En Matanzas, con Amy Adams y Náthaly Hernández

La última vez que nos vimos, Náthaly Hernández Chávez me recomendó leer a Ted Chiang. También me regaló un libro de poesía titulado La hora violeta (Ediciones Aldabón, 2021). Náthaly, además de poesía, escribe ciencia ficción. Ted Chiang también lo hace (ciencia-ficción, no poesía). Le dije que no había leído a Chiang. Cuando más, vi la versión fílmica de una de sus obras. Una película rara llamada Arrival en la que Amy Adams intentaba descifrar el enigmático lenguaje de una especie alienígena que llega a visitar la Tierra, sabe Dios con qué finalidad. En la película, Amy jugaba a ser Dios y, para cuando llegaba a descifrar la lengua alienígena, la película se terminaba. THE END, ponían los créditos.

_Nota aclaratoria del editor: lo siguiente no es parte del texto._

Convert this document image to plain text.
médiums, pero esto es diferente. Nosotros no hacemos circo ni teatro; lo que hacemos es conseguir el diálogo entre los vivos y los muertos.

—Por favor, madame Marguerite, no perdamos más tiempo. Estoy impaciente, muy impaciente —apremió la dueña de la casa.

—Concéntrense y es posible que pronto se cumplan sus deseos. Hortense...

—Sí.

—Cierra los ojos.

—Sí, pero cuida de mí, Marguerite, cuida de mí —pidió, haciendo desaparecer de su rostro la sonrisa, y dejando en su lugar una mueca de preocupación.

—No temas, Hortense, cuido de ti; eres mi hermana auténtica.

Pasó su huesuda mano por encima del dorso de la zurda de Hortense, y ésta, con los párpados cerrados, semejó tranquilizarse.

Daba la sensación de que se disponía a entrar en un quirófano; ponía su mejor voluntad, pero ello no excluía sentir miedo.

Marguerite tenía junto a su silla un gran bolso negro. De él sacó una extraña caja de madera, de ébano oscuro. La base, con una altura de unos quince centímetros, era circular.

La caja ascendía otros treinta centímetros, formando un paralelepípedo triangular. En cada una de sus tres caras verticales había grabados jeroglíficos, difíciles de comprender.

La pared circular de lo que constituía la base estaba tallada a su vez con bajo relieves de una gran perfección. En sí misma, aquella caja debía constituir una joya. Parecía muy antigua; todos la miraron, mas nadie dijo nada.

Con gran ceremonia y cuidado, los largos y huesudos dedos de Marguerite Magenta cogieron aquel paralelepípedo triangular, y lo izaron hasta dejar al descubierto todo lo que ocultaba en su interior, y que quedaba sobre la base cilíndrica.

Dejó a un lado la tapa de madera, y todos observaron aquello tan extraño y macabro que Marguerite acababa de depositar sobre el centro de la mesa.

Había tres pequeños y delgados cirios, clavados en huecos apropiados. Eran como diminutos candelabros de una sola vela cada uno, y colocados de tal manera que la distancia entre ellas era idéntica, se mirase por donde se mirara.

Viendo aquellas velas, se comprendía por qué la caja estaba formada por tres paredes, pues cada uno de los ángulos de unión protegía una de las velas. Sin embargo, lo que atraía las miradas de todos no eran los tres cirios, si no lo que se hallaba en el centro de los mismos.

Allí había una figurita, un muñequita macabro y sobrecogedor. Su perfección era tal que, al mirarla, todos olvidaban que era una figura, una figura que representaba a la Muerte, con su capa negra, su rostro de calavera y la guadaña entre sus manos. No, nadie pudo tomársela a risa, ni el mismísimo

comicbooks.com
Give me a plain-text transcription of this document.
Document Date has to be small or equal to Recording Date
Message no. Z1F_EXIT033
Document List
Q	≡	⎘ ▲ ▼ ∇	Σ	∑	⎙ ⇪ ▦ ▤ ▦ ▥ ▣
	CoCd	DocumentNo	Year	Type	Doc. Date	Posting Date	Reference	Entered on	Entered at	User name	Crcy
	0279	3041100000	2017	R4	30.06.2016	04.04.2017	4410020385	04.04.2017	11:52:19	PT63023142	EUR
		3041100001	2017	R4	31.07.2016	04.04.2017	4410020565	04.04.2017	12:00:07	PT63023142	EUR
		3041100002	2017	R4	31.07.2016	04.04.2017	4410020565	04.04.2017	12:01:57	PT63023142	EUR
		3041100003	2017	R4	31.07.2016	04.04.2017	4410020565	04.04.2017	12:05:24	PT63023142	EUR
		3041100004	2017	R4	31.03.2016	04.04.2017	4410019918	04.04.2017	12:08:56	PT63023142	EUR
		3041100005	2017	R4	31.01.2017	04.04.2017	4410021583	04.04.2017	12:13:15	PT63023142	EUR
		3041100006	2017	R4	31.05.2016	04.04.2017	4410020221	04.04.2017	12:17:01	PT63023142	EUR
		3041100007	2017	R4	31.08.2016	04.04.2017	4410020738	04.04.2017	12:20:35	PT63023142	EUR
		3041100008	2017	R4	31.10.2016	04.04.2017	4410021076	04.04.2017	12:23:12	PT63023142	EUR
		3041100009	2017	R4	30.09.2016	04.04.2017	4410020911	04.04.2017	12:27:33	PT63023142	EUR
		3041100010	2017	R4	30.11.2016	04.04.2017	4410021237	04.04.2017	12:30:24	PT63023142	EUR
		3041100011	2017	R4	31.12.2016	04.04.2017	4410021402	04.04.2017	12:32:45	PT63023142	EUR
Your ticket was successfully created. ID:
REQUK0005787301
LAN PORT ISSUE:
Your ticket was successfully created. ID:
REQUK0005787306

El personaje interpretado por Amy Adams, hermosa ella como poema, como sueño de noche de verano, ha sido creado por la pluma de ese escritor de ciencia ficción que Hernández Chávez recomienda (¿y si al final resultara que, de una u otra forma, todos hemos sido creados por la pluma de alguien más, una entidad mayor, una entidad sin poesis o pathos?. ¿Seríamos ficción y poesía a iguales partes entonces?). 

Aunque también escribe ciencia ficción, su hora violeta, de reciente aparición, no es ciencia ficción ni de lejos. Es verbo poético de principio a fin. Es, también, un libro que nos recuerda, en medio de toda esta era nacional de experimentación a veces huera y vana, que la poesía puede (y debe) celebrar la belleza solo por el hecho de existir, añadiendo valor estético a esta vida que nos ha tocado vivir tan llena de colas para el transporte público, para el picadillo, para el pollo cuando viene a la carnicería. 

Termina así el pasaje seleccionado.